Education incubator and start up New Mexico/Texas Alliance for STEM Education head of marketing Ramon Jaime announced that the organization is forming a program to help high school students help their parents to complete their high school diplomas.
Jaime, who recently took over strategic direction, expansion and operation of the organization’s marketing and advertising programs briefed the board of directors of the New Mexico/Texas Alliance for STEM Education about the merits of addressing intergenerational education issues at a meeting in Albuquerque. According to Alma Torres, chair of the NMTASE, “Mr. Jaime presented the positive aspects of engaging both parents and students in completing their high school education.”

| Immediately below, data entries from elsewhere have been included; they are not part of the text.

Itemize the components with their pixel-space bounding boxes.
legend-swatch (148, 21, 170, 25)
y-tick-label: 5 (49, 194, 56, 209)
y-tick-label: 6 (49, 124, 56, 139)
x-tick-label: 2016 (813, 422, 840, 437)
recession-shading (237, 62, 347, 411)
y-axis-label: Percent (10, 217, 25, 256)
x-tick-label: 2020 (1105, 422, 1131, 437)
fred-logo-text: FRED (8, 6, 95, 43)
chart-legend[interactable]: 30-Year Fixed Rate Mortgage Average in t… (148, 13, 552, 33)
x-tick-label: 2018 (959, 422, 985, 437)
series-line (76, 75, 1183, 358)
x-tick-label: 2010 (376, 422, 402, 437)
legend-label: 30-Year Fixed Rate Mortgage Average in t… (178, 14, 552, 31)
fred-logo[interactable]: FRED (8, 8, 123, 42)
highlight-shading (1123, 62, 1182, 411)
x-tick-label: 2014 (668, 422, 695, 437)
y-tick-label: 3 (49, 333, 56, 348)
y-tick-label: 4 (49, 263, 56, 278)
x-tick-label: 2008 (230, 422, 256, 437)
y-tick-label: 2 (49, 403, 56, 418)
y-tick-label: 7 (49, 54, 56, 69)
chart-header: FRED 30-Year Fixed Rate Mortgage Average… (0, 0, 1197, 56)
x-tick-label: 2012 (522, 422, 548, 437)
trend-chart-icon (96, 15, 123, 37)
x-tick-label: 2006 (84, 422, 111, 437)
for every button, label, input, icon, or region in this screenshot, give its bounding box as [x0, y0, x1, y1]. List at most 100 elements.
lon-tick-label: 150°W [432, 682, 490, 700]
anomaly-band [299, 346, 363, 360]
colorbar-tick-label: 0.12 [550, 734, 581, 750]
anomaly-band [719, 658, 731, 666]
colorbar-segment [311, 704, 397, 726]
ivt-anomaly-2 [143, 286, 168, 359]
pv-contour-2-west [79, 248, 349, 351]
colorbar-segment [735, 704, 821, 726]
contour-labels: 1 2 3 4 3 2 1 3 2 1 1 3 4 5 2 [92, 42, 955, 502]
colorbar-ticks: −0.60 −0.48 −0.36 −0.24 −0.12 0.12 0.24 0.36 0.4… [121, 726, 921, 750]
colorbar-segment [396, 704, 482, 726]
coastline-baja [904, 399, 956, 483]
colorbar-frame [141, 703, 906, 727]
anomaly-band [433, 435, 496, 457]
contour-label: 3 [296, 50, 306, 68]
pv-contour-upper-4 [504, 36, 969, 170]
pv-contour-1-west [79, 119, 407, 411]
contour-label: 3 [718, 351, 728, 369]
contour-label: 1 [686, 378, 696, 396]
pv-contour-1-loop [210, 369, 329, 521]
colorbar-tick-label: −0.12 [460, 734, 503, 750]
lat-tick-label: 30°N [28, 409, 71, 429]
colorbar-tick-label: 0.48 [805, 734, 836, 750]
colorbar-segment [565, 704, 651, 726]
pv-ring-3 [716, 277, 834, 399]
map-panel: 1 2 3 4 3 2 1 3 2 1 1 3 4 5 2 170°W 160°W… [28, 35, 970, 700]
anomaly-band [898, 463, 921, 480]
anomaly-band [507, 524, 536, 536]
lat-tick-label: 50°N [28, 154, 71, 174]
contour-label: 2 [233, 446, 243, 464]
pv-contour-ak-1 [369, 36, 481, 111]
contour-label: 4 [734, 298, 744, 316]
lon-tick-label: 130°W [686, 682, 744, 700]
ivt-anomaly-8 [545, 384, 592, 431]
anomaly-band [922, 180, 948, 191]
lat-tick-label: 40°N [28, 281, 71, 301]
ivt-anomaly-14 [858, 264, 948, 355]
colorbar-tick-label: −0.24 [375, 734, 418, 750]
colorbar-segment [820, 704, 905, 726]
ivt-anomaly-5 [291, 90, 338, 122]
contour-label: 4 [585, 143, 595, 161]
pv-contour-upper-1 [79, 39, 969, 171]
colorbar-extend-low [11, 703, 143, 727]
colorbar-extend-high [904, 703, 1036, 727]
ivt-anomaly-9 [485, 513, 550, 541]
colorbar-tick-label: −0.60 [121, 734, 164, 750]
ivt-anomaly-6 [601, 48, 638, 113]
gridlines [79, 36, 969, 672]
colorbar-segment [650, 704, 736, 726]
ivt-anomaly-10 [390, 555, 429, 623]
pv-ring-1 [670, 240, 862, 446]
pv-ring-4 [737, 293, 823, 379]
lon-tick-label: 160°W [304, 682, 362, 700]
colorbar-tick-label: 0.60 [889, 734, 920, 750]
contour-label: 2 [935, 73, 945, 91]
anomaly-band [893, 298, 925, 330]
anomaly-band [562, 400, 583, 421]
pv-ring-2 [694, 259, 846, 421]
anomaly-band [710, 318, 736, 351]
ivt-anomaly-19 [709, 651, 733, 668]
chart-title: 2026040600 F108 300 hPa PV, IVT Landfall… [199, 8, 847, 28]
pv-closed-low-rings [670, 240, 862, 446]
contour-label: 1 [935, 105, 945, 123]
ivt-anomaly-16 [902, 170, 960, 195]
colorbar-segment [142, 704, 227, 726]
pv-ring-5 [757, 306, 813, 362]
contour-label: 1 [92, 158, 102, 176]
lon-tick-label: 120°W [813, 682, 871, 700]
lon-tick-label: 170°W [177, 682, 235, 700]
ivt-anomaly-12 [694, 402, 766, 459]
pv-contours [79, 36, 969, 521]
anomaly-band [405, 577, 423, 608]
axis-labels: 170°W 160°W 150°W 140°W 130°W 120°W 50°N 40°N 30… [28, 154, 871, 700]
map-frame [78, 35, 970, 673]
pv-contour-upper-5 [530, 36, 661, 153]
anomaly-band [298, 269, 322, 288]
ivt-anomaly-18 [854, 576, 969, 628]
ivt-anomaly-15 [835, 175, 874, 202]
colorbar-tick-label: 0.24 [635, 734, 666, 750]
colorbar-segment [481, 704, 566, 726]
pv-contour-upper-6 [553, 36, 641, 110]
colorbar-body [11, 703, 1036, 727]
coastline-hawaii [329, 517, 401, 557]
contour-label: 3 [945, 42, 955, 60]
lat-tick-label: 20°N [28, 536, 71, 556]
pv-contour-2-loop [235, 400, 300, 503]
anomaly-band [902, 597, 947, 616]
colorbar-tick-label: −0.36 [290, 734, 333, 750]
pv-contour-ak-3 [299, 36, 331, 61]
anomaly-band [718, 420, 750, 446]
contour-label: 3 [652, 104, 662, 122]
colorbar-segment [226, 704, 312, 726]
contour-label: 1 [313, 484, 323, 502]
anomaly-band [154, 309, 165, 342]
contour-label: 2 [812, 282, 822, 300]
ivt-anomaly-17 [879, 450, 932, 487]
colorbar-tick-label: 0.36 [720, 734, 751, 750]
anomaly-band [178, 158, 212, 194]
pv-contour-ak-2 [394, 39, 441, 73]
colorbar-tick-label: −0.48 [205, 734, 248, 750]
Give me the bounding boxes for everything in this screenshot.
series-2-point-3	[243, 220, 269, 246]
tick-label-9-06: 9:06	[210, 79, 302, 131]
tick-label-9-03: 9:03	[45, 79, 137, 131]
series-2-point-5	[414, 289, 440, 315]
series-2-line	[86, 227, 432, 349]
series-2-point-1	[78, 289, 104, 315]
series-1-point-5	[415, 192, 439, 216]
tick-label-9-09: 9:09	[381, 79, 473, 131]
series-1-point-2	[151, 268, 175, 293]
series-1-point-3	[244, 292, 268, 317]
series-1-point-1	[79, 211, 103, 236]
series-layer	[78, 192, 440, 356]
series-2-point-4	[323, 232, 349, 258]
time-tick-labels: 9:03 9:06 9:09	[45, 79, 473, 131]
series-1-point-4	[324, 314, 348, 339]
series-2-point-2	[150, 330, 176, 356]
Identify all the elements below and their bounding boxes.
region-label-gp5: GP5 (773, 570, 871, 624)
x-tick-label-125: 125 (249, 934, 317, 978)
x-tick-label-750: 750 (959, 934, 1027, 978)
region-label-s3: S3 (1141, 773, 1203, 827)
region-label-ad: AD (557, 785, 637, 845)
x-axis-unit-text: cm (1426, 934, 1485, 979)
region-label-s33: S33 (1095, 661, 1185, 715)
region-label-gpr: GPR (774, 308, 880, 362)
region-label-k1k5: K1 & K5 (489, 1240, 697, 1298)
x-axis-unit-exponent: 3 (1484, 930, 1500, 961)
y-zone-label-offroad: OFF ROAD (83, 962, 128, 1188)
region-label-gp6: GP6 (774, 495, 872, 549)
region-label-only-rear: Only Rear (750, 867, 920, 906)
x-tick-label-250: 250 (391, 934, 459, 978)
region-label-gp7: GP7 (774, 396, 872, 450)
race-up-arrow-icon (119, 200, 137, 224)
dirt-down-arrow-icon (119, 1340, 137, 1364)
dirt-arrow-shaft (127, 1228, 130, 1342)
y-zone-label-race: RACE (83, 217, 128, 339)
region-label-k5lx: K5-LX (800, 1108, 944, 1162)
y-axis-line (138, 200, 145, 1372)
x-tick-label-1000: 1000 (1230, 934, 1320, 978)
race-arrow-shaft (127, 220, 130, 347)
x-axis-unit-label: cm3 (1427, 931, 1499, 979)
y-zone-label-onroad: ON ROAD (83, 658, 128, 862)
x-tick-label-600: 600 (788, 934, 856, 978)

Mr. Jaime, a native of Los Angeles, has over 20 years executive experience in marketing and advertising in publishing, corporate and non-profit sectors, including DBR Creative in Los Angeles, California and Emmis Communications based in Indianapolis, Indiana. “Many parents have had to make difficult choices in their lives which may have led to their inability to complete their high school education. Many of the parents are ex-offenders, or had children early in life, and instead of punishing these individuals who have made poor choices, we are letting them know that regardless of their past, they can become productive, responsible citizens who deserve a second chance. Redemption is a powerful thing. I’ve experienced that in my own personal life which makes me feel very compelled to help others do the same,” Jaime concluded.
The program will be structured by a team of education experts who will develop standards-based curriculum enabling parents to complete their high school diplomas. Mr. Jaime will spend most of his time between Albuquerque, New Mexico, and Brownsville and Galveston, Texas.
The New Mexico/Texas Alliance for STEM Education was created to expand the efforts to promote science, technology, engineering and mathematics for Latino students in the Southwestern United States.
“STEM education and science-related jobs are important for local communities and the economic stabilization for areas that are predominately Latino.” Torres says. “We have an opportunity to help these students, as well as their parents, to be a part of the green economy and learn a trade that will make a difference in their lives,” Torres concluded.